83 per cent of cancer patients in India not on right treatment path, finds study
Today, less than 10 per cent cancer patients in India get second opinion. Most don’t have access to multi-disciplinary care
A study by Onco.com, the world’s first online cancer care platform, has come up with startling findings about the treatment being given to cancer patients in India. It found that over 15 per cent of patients were getting completely wrong treatment, 27 per cent were not being given the right chemotherapy drugs, and 41 per cent did not undergo complete tests. In fact, only 17 per cent of patients were on the right treatment path as per international scientific guidelines. In other words, a whopping 83 per cent patients were getting mistreated.

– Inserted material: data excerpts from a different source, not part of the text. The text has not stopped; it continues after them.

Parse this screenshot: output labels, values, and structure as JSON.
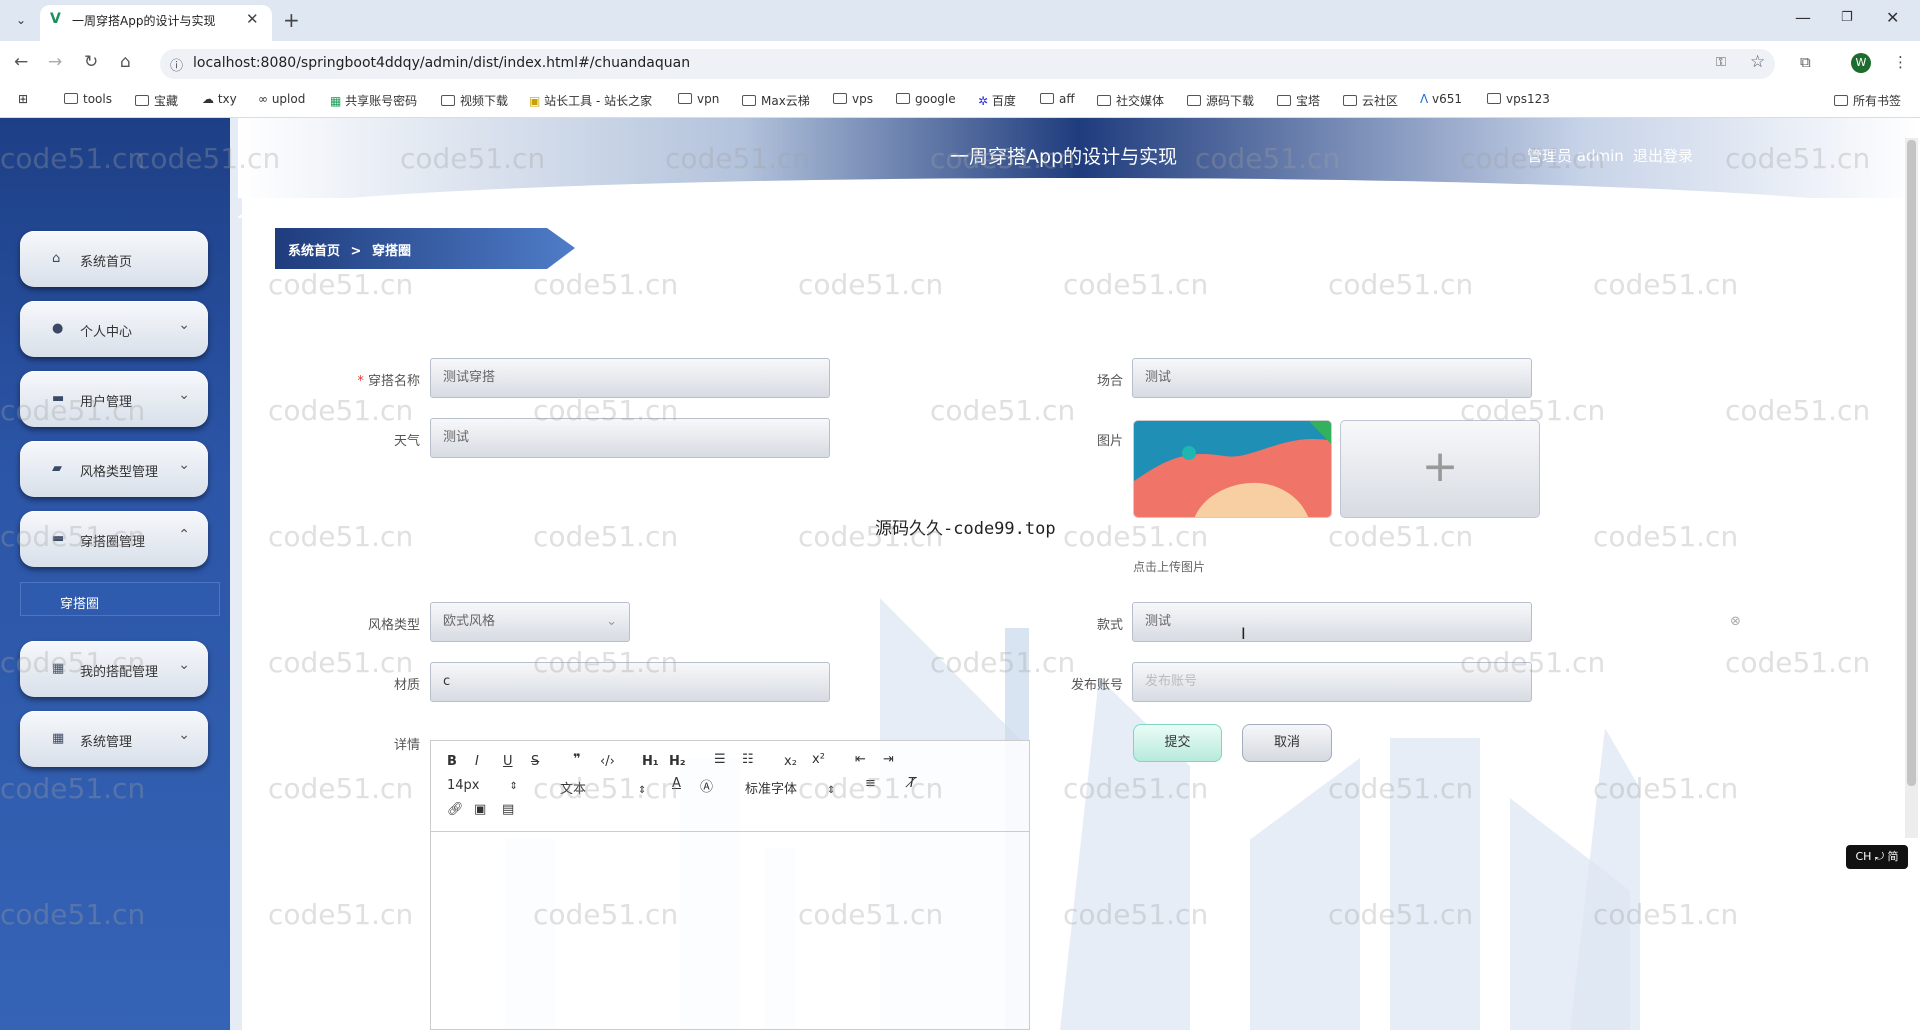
{
  "browser": {
    "tab_title": "一周穿搭App的设计与实现",
    "url": "localhost:8080/springboot4ddqy/admin/dist/index.html#/chuandaquan",
    "profile_initial": "W",
    "bookmarks": [
      "tools",
      "宝藏",
      "txy",
      "uplod",
      "共享账号密码",
      "视频下载",
      "站长工具 - 站长之家",
      "vpn",
      "Max云梯",
      "vps",
      "google",
      "百度",
      "aff",
      "社交媒体",
      "源码下载",
      "宝塔",
      "云社区",
      "v651",
      "vps123"
    ],
    "all_bookmarks": "所有书签"
  },
  "header": {
    "title": "一周穿搭App的设计与实现",
    "user_label": "管理员 admin",
    "logout": "退出登录"
  },
  "sidebar": {
    "items": [
      {
        "label": "系统首页",
        "icon": "home-icon"
      },
      {
        "label": "个人中心",
        "icon": "user-icon"
      },
      {
        "label": "用户管理",
        "icon": "users-icon"
      },
      {
        "label": "风格类型管理",
        "icon": "tag-icon"
      },
      {
        "label": "穿搭圈管理",
        "icon": "chat-icon"
      },
      {
        "label": "我的搭配管理",
        "icon": "grid-icon"
      },
      {
        "label": "系统管理",
        "icon": "grid-icon"
      }
    ],
    "submenu_label": "穿搭圈"
  },
  "breadcrumb": {
    "home": "系统首页",
    "separator": ">",
    "current": "穿搭圈"
  },
  "form": {
    "name": {
      "label": "穿搭名称",
      "value": "测试穿搭"
    },
    "occasion": {
      "label": "场合",
      "value": "测试"
    },
    "weather": {
      "label": "天气",
      "value": "测试"
    },
    "image": {
      "label": "图片",
      "hint": "点击上传图片"
    },
    "style_type": {
      "label": "风格类型",
      "value": "欧式风格"
    },
    "style": {
      "label": "款式",
      "value": "测试"
    },
    "material": {
      "label": "材质",
      "value": "c"
    },
    "account": {
      "label": "发布账号",
      "placeholder": "发布账号"
    },
    "details": {
      "label": "详情"
    },
    "submit": "提交",
    "cancel": "取消"
  },
  "editor": {
    "font_size": "14px",
    "block_type": "文本",
    "font_family": "标准字体"
  },
  "overlay_text": "源码久久-code99.top",
  "watermark": "code51.cn",
  "ime": "CH ⤾ 简",
  "colors": {
    "sidebar": "#2c56a8",
    "header_dark": "#1f3c7d",
    "submit": "#b8eadb"
  }
}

In line with the same, Rashie Jain, Cofounder and CEO, Onco.com, said, “The purpose of the study, conducted across a six-month period with data captured by Onco.com, was to understand the adherence to international treatment protocols for cancer patients who undergo cancer treatment in India. It covered 365 patients who took online second opinion from Onco’s multi-disciplinary tumour board regarding their treatment. About 80 per cent of these hailed from India, 10 per cent from Africa, and five per cent each from Bangladesh and the Middle-East.”
Dr Amit Jotwani, Cofounder of Onco.com and a seasoned oncologist, said, “Cancer is a complex disease and requires a multi-disciplinary and evidence-based approach. While this is followed in developed countries, in developing nations like India, patients don’t get access to multi-disciplinary care. This is a major reason for higher death rates in these countries. Our study has shown that taking second opinion in the form of multi-disciplinary review by a team of doctors from three specialties – surgical, medical and radiation oncology – can dramatically improve outcomes for cancer patients. Such a review provides much-needed validation and correction in a patient’s treatment plan, thus preventing mistreatment and unnecessary treatment and optimising costs.”
Mistreatment in medical terminology is defined as deviation from the standard treatment protocol. It does not necessarily mean wrong treatment, but that the patient is not getting the best available treatment. Commenting on the high rate of mistreatment among cancer patients in India found by the study, Dr Amit Jotwani explained, “Because of a lack of access to specialised doctors, most Indian patients are unable to get multidisciplinary opinion. This affects the treatment they get, which eventually leads to poor outcomes. Cutting-edge research is happening daily in cancer, improving outcomes from new therapies and triggering changes in the standard treatment protocols. Practicing doctors in India may sometimes not get the time to update themselves with the latest treatment guidelines and protocols. Such non-adherence leads to mistreatment. Another reason is that most Indian patients do not get multi-disciplinary care, so they end up getting whatever treatment advice is available to them.”
Jotwani added, “Considering the findings of the study, our advice to cancer patients in India would be to always seek multi-disciplinary opinion. They should be fully informed about their disease and the best treatment available for them before they start treatment. They should make it a point to ask questions and ensure they are comfortable with the recommended treatment plan. It is important that they empower themselves and seek multiple opinions, if required, to validate their treatment. They should not just go with word of mouth, but always get advice from credible sources for their treatment plan.”
Jain also said, “Today, less than 10 per cent cancer patients in India get second opinion because of lack of awareness and non-availability of unbiased, credible service providers. Onco.com’s tumour board opinion service is accessible to patients from the convenience of their home from anywhere in the world. In oncology, since majority treatment decisions are taken based on report findings, it allows us to provide a comprehensive option based on the reports shared by the patients remotely. A multi-disciplinary panel is a novel concept among developing countries. For every patient, we form a team of cancer specialists – typically a medical oncologist, a surgical oncologist, and a radiation oncologist. This ensures that our patients receive a complete picture about their cancer, and take treatment decisions accordingly.”